Kekerasan terhadap perempuan Indonesia sangat merugikan aspek fisik dan psikologis atau mentalnya. Perempuan seharusnya berhak memperoleh perlindungan terhadap hak-haknya. Telah banyak terjadi tindak kekerasan di Indonesia yang menimbulkan keresahan luar biasa terhadap masyarakat. Seperti halnya yang terdapat pada Komnas Perlindungan Anak mengenai kekerasan dari tahun ke tahun semakin meningkat, jika dilihat pada tahun 2010 kekerasan pada anak sekitas 2.046 kasus diterima, tahun 2011 meningkat lagi menjadi 2.462 kasus, 2012 menjadi 2.629 kasus kemudian pada tahun 2013 semakin meningkat 1.032 kasus kekerasan yang terdiri dari: kekerasan fisik 290 kasus, psikis 207, seksual 535 kasus, tahun 2014 berkisar 42-62% (Jurnal, 2017:188-189). Dalam hal ini jelas terlihat bahwa kasus kekerasan seksual yang paling banyak yaitu 535 kasus. Pada awal tahun 2018 kekerasan seksual semakin meningkat. Korban tidak hanya perempuan malahan kekerasan seksual pada anak laki-laki justru makin banyak. Misal yang ada di Tangerang korban mencapai 46 orang, di Jakarta Timur berjumlah 16 orang, Aceh 26 anak, Karanganyar 17 anak, Tapanuli Selatan 42 anak dan di Tasik 6 anak.
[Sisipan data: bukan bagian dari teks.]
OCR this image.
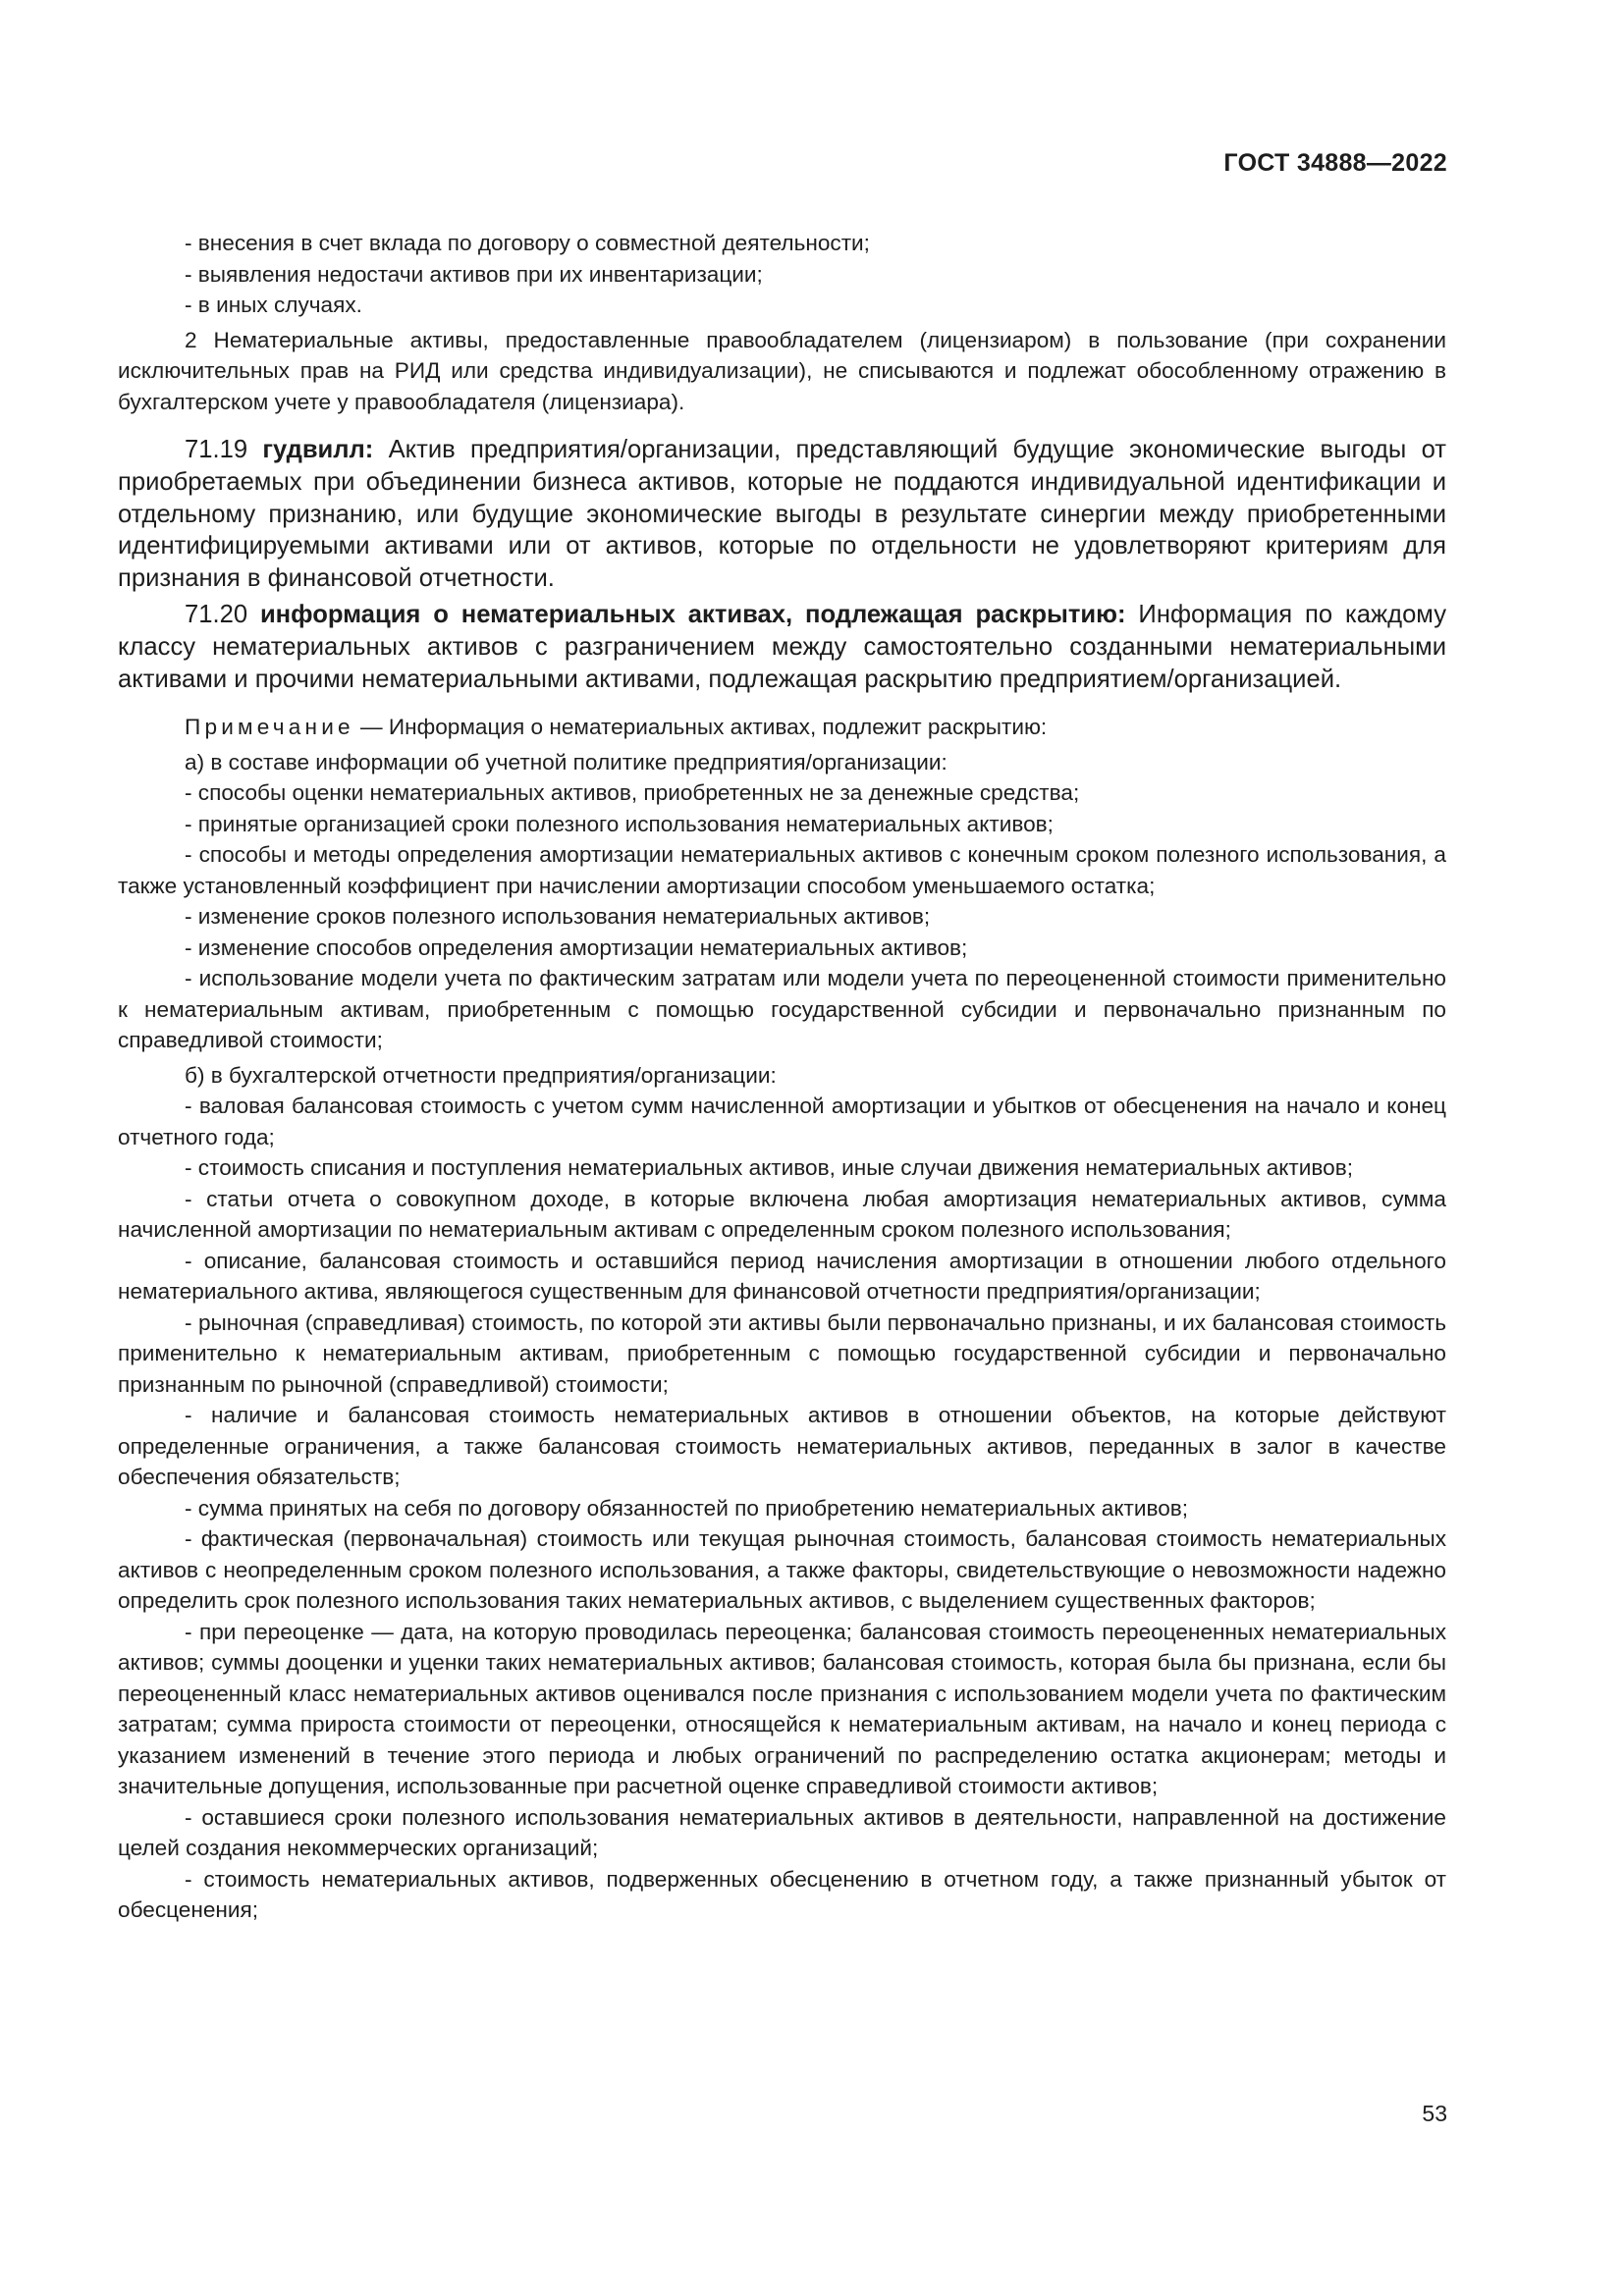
ГОСТ 34888—2022

- внесения в счет вклада по договору о совместной деятельности;

- выявления недостачи активов при их инвентаризации;

- в иных случаях.

2 Нематериальные активы, предоставленные правообладателем (лицензиаром) в пользование (при сохранении исключительных прав на РИД или средства индивидуализации), не списываются и подлежат обособленному отражению в бухгалтерском учете у правообладателя (лицензиара).

71.19 гудвилл: Актив предприятия/организации, представляющий будущие экономические выгоды от приобретаемых при объединении бизнеса активов, которые не поддаются индивидуальной идентификации и отдельному признанию, или будущие экономические выгоды в результате синергии между приобретенными идентифицируемыми активами или от активов, которые по отдельности не удовлетворяют критериям для признания в финансовой отчетности.

71.20 информация о нематериальных активах, подлежащая раскрытию: Информация по каждому классу нематериальных активов с разграничением между самостоятельно созданными нематериальными активами и прочими нематериальными активами, подлежащая раскрытию предприятием/организацией.

Примечание — Информация о нематериальных активах, подлежит раскрытию:

а) в составе информации об учетной политике предприятия/организации:

- способы оценки нематериальных активов, приобретенных не за денежные средства;

- принятые организацией сроки полезного использования нематериальных активов;

- способы и методы определения амортизации нематериальных активов с конечным сроком полезного использования, а также установленный коэффициент при начислении амортизации способом уменьшаемого остатка;

- изменение сроков полезного использования нематериальных активов;

- изменение способов определения амортизации нематериальных активов;

- использование модели учета по фактическим затратам или модели учета по переоцененной стоимости применительно к нематериальным активам, приобретенным с помощью государственной субсидии и первоначально признанным по справедливой стоимости;

б) в бухгалтерской отчетности предприятия/организации:

- валовая балансовая стоимость с учетом сумм начисленной амортизации и убытков от обесценения на начало и конец отчетного года;

- стоимость списания и поступления нематериальных активов, иные случаи движения нематериальных активов;

- статьи отчета о совокупном доходе, в которые включена любая амортизация нематериальных активов, сумма начисленной амортизации по нематериальным активам с определенным сроком полезного использования;

- описание, балансовая стоимость и оставшийся период начисления амортизации в отношении любого отдельного нематериального актива, являющегося существенным для финансовой отчетности предприятия/организации;

- рыночная (справедливая) стоимость, по которой эти активы были первоначально признаны, и их балансовая стоимость применительно к нематериальным активам, приобретенным с помощью государственной субсидии и первоначально признанным по рыночной (справедливой) стоимости;

- наличие и балансовая стоимость нематериальных активов в отношении объектов, на которые действуют определенные ограничения, а также балансовая стоимость нематериальных активов, переданных в залог в качестве обеспечения обязательств;

- сумма принятых на себя по договору обязанностей по приобретению нематериальных активов;

- фактическая (первоначальная) стоимость или текущая рыночная стоимость, балансовая стоимость нематериальных активов с неопределенным сроком полезного использования, а также факторы, свидетельствующие о невозможности надежно определить срок полезного использования таких нематериальных активов, с выделением существенных факторов;

- при переоценке — дата, на которую проводилась переоценка; балансовая стоимость переоцененных нематериальных активов; суммы дооценки и уценки таких нематериальных активов; балансовая стоимость, которая была бы признана, если бы переоцененный класс нематериальных активов оценивался после признания с использованием модели учета по фактическим затратам; сумма прироста стоимости от переоценки, относящейся к нематериальным активам, на начало и конец периода с указанием изменений в течение этого периода и любых ограничений по распределению остатка акционерам; методы и значительные допущения, использованные при расчетной оценке справедливой стоимости активов;

- оставшиеся сроки полезного использования нематериальных активов в деятельности, направленной на достижение целей создания некоммерческих организаций;

- стоимость нематериальных активов, подверженных обесценению в отчетном году, а также признанный убыток от обесценения;

53
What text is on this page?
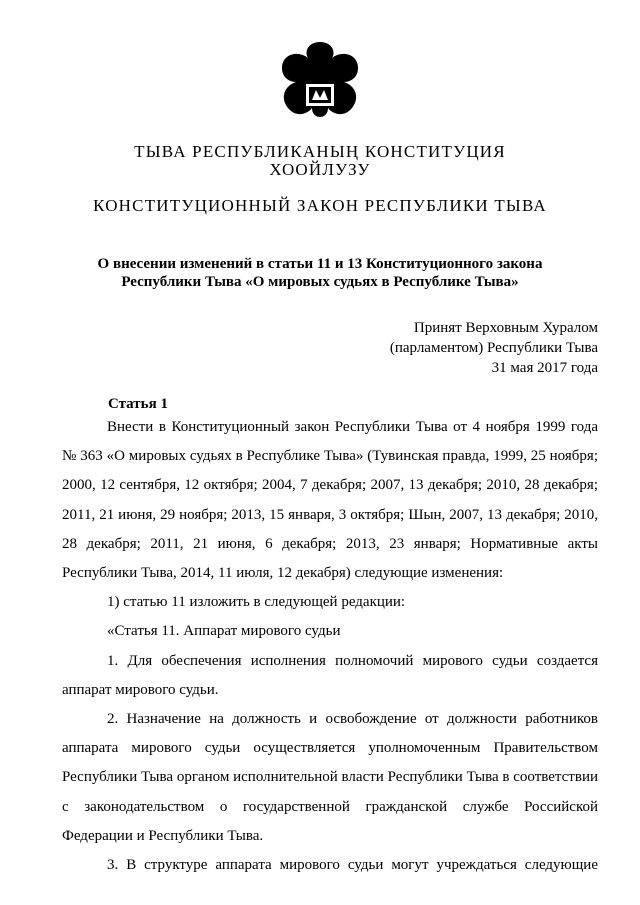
ТЫВА РЕСПУБЛИКАНЫҢ КОНСТИТУЦИЯ
ХООЙЛУЗУ
КОНСТИТУЦИОННЫЙ ЗАКОН РЕСПУБЛИКИ ТЫВА
О внесении изменений в статьи 11 и 13 Конституционного закона
Республики Тыва «О мировых судьях в Республике Тыва»
Принят Верховным Хуралом
(парламентом) Республики Тыва
31 мая 2017 года
Статья 1

Внести в Конституционный закон Республики Тыва от 4 ноября 1999 года № 363 «О мировых судьях в Республике Тыва» (Тувинская правда, 1999, 25 ноября; 2000, 12 сентября, 12 октября; 2004, 7 декабря; 2007, 13 декабря; 2010, 28 декабря; 2011, 21 июня, 29 ноября; 2013, 15 января, 3 октября; Шын, 2007, 13 декабря; 2010, 28 декабря; 2011, 21 июня, 6 декабря; 2013, 23 января; Нормативные акты Республики Тыва, 2014, 11 июля, 12 декабря) следующие изменения:

1) статью 11 изложить в следующей редакции:

«Статья 11. Аппарат мирового судьи

1. Для обеспечения исполнения полномочий мирового судьи создается аппарат мирового судьи.

2. Назначение на должность и освобождение от должности работников аппарата мирового судьи осуществляется уполномоченным Правительством Республики Тыва органом исполнительной власти Республики Тыва в соответствии с законодательством о государственной гражданской службе Российской Федерации и Республики Тыва.

3. В структуре аппарата мирового судьи могут учреждаться следующие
Dari data sementara di beebrapa titik tertentu sudah ada korban anak laki-laki berjumlah 223 anak (Kompas, 2018). 

Hal demikian hendaknya menjadi kekhawatiran bersama dan sudah seharusnyalah kita bertindak agar kekerasan seksual ini tidak terulang lagi baik pada anak-anak, remaja atau perempuan Indonesia lainnya. Anak dan perempuan lainnya merupakan manusia yang lemah yang membutuhkan perhatian dan perlindungan lebih. Maka dari itu hendaknya negara yang katanya menjunjung tinggi Hak Asasi Manusia agar menetapkan aturan yang tegas terhadap perlindungan seksual anak dan perempuan di Indonesia. Maka dari itu penulis merasa bahwa RUU dalam rangka penghapusan kekerasan seksual sangat urgen sebagai upaya perlindungan terhadap anak dan perempuan Indonesia.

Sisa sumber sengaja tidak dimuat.